Der Rechtsanwalt bezieht sich im Antrag an den VfGH auf Paragraf 23h des Bankwesengesetzes (BWG), in dem die Voraussetzungen für „Maßnahmen zur Begrenzung systemischer Risiken aus Fremdkapitalfinanzierungen von Immobilien” festgeschrieben sind. Und er argumentiert in seinem jüngsten Schriftsatz von Freitag, dass es in Österreich im Sinne dieser Gesetzesvorschrift „zu keinem Zeitpunkt ein systemisches Risiko durch Kredite für die Anschaffung von Immobilien gab und es auch derzeit keines gibt”.

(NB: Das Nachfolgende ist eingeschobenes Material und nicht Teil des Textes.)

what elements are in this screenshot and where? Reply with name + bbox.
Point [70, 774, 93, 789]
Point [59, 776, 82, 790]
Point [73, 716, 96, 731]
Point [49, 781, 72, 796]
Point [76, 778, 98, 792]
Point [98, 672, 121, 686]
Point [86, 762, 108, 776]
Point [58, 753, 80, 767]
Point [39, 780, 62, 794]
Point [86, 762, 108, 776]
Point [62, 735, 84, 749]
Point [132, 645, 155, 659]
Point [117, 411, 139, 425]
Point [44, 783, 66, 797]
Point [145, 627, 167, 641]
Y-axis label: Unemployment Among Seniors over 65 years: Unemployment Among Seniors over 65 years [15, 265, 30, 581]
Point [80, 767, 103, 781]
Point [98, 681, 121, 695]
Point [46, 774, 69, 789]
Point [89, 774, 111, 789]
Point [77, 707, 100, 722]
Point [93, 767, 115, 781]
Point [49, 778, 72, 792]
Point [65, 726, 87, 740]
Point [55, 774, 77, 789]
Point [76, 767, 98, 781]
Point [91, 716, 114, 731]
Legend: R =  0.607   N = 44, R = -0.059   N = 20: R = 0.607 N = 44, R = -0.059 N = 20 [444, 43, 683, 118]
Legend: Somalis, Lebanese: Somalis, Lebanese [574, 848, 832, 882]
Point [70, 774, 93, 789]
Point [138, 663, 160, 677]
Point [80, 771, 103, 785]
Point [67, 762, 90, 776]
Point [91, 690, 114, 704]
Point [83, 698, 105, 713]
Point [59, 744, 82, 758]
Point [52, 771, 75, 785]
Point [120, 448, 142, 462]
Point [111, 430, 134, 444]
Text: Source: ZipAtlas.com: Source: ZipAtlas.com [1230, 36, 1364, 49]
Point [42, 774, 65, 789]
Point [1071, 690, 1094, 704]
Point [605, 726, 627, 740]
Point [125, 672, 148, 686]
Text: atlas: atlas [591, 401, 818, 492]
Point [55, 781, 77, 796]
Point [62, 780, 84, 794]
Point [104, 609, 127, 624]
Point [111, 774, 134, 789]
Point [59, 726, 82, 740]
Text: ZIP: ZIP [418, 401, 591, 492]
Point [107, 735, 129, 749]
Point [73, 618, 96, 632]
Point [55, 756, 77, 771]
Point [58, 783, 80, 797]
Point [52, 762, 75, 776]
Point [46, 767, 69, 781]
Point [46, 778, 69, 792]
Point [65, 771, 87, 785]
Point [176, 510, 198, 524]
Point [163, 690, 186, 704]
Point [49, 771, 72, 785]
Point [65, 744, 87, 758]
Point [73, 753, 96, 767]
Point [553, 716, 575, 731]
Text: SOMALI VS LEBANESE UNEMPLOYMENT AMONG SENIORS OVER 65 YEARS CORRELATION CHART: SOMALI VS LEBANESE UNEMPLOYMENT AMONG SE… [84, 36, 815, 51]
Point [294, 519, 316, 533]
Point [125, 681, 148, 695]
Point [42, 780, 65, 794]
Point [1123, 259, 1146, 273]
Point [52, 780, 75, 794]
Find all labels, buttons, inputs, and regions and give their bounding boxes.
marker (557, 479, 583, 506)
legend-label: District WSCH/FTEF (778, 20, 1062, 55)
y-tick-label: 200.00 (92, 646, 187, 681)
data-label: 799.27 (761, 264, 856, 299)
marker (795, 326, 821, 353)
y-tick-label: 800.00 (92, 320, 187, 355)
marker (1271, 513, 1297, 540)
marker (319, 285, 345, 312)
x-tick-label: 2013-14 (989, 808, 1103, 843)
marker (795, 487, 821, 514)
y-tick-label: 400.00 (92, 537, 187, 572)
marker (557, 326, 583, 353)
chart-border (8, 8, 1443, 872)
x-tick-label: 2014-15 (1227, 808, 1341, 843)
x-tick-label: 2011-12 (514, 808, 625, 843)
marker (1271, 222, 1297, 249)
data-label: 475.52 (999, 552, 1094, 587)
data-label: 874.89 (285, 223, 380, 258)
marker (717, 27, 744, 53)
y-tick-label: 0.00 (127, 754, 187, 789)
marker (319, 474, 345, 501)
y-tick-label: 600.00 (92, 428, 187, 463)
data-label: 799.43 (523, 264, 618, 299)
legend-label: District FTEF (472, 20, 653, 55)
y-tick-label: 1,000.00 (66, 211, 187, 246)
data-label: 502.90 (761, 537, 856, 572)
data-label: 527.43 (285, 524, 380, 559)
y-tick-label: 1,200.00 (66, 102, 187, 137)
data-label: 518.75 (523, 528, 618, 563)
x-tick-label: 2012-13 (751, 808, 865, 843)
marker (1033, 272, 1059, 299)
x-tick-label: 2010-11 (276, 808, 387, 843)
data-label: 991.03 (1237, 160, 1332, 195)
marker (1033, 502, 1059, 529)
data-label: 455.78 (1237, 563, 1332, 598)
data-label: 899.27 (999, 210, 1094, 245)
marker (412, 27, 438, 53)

Aufseher wollen Immobilienkrise verhindern 

Die OeNB sieht das in ihrer 20-seitigen Stellungnahme an den VfGH genau andersrum. Sie habe ihre Systemrisikoanalyse mit den neuen Daten etwa zu Hauspreisreduktionen, starker Erhöhung des Leitzinssatzes oder schlechterer realer Einkommensentwicklung aktualisiert, wie sie schreibt. Der Fokus der Maßnahmen liege auf einer Reduktion der Risiken bei den Neukrediten – und da senke die KIM-VO unter den neuen wirtschaftlichen Bedingungen die Ausfallswahrscheinlichkeit von Krediten ab. Sie „reduziert also die Wahrscheinlichkeit einer Immobilienkrise in Österreich, die zu hohen Verlusten für das Bankensystem, hohen Kosten für öffentliche Haushalte und hohen sozialen Kosten führen würde”.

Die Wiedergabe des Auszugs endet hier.